What my head said to me was that this slow realization was esoteric, spiritual, non-functioning nonsense. It wasn’t real life. I didn’t want to stop actually living: stop singing, writing, being a partner. But as this message settled into me regardless, I realized that now I can do those things with more passion and excitement than I could before. Because now I do them to express what I already am. My successes and failures in those sides of my life have no bearing on my worthiness to live, and live happily. They do not add or subtract from me, but they do bring me closer everyday to uniting with bliss. Basically, if you stop whatever you are doing, right now, and just sit, you are still meaningful. You are still worthy of life. You still have glory. You are completely enough.

But that complex stinging feeling is still there. When I first felt it, I thought it was protecting me. On one side it hurt deep inside, which affirmed its truth; on the other it was defensive in nature.
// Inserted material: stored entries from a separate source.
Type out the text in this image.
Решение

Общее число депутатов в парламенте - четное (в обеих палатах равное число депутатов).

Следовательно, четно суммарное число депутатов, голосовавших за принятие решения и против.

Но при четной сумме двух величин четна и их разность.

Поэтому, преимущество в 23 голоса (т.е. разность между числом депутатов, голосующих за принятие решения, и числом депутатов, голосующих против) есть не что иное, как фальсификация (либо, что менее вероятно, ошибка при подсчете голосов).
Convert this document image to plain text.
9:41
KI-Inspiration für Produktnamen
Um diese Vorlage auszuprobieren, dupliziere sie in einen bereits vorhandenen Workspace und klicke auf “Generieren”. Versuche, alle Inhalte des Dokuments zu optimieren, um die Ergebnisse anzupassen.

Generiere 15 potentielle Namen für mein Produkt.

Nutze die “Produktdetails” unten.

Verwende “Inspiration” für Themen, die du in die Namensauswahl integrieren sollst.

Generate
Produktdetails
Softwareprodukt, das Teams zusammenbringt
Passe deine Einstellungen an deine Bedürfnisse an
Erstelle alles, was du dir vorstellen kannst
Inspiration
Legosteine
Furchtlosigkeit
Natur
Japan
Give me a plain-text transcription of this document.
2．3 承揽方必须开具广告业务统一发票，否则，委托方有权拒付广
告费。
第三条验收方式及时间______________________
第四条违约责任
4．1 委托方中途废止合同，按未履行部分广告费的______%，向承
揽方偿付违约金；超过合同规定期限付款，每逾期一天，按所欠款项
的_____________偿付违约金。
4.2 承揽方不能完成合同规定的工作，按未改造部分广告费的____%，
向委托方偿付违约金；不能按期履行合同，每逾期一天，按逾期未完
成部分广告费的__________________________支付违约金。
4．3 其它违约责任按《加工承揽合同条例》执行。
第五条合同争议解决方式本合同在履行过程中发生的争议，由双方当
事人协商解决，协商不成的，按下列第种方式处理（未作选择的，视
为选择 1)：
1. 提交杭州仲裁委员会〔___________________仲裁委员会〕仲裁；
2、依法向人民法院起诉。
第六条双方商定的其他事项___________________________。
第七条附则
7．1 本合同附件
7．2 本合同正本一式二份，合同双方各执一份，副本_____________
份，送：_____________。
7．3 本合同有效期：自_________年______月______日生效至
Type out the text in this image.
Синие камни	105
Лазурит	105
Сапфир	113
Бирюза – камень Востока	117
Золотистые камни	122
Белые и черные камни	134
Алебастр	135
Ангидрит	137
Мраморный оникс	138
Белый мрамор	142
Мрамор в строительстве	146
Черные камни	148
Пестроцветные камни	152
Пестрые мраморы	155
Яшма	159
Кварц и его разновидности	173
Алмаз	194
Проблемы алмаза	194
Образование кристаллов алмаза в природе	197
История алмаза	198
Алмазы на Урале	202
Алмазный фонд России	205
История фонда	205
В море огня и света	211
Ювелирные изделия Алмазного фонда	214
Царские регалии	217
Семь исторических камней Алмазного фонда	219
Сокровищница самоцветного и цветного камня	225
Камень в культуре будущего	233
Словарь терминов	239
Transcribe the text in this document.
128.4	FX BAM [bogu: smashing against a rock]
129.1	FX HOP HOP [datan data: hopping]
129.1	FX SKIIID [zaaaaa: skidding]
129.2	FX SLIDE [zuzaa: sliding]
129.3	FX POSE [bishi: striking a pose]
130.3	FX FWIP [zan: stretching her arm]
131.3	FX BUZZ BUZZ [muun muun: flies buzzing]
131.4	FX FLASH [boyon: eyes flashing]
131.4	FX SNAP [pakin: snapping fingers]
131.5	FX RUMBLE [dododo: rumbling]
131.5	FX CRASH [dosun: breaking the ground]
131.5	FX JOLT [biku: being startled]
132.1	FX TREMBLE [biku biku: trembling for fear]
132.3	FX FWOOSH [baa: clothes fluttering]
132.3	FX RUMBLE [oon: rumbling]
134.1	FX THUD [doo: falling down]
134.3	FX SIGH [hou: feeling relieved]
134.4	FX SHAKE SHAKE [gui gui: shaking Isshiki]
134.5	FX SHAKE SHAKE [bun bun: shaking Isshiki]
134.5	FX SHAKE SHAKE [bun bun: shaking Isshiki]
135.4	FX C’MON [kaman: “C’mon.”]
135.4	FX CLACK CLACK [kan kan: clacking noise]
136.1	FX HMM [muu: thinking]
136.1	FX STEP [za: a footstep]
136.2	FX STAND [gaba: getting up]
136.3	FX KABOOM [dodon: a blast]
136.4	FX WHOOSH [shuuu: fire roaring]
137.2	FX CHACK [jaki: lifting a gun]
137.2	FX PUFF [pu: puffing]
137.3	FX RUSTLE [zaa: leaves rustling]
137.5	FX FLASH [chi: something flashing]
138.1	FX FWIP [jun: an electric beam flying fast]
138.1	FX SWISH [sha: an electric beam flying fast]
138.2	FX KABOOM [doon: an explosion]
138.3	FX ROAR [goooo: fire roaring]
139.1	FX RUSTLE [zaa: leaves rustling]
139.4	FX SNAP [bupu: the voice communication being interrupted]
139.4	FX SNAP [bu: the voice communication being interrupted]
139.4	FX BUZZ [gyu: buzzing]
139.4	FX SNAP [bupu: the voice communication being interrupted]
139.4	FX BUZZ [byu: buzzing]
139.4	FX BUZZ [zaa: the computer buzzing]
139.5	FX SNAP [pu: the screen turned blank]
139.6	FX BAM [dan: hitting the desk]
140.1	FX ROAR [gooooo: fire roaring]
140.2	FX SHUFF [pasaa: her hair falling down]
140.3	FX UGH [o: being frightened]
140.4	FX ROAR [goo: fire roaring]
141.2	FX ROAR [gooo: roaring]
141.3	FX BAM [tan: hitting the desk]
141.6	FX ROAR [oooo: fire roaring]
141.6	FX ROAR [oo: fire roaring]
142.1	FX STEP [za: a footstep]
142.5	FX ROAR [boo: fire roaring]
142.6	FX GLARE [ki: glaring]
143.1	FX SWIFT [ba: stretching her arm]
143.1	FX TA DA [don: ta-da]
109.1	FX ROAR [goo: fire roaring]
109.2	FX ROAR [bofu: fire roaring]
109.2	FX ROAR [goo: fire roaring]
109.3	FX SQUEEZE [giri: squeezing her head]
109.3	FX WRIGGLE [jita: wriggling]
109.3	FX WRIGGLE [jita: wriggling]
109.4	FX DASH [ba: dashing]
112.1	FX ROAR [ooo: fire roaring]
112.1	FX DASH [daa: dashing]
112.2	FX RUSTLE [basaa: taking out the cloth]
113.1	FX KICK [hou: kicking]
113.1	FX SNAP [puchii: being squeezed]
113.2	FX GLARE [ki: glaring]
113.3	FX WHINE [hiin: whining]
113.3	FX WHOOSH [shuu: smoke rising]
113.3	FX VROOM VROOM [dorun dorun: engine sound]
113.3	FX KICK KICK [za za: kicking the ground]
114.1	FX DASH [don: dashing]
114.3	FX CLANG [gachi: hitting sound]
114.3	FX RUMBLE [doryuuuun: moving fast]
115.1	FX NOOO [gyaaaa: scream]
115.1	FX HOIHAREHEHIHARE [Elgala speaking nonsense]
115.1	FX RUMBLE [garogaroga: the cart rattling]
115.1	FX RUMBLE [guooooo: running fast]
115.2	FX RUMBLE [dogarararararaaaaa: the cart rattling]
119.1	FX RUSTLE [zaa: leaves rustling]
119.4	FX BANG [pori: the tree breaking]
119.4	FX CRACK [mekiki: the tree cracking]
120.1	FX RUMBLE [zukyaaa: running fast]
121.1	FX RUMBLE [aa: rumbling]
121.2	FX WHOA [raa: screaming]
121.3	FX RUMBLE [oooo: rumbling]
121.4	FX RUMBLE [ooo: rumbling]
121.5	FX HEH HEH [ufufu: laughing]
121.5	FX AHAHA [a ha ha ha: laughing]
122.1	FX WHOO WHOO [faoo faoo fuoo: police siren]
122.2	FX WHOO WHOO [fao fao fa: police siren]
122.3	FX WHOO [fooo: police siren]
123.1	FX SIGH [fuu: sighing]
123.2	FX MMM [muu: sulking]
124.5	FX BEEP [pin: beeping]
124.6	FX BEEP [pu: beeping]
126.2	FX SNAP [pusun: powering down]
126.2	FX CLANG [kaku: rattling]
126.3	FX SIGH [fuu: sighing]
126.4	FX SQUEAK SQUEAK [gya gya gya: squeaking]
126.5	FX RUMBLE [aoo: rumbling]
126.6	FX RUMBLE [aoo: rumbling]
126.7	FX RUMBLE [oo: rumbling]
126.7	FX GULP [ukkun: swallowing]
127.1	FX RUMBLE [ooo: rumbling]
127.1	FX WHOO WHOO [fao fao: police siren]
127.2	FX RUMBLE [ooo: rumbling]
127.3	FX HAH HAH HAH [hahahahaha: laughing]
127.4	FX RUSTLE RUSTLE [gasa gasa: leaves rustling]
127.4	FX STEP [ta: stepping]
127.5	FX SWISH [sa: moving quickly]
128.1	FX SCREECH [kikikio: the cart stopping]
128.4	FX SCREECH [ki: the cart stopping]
I realized essentially that’s denial. The heart cannot be defensive, angry, frustrated. Those qualities belong to the self-preserving mind.

Still, take peace that, as always, these are lessons from my own journey, which could never be yours. And I don’t claim to be the yogi in a white robe, I’m a woman struggling to find herself like everyone else, messing it up and trying again. I’ve learned the freeing power in unbridled honesty, but I’ve also learned my own ego is always discovering newer and stronger ways to survive. I challenge myself, here, so that others may find the courage to challenge themselves, too. In the end, your soul will bring you where you need to be in its own time, in its own way. I only hope to share and help in the way I can.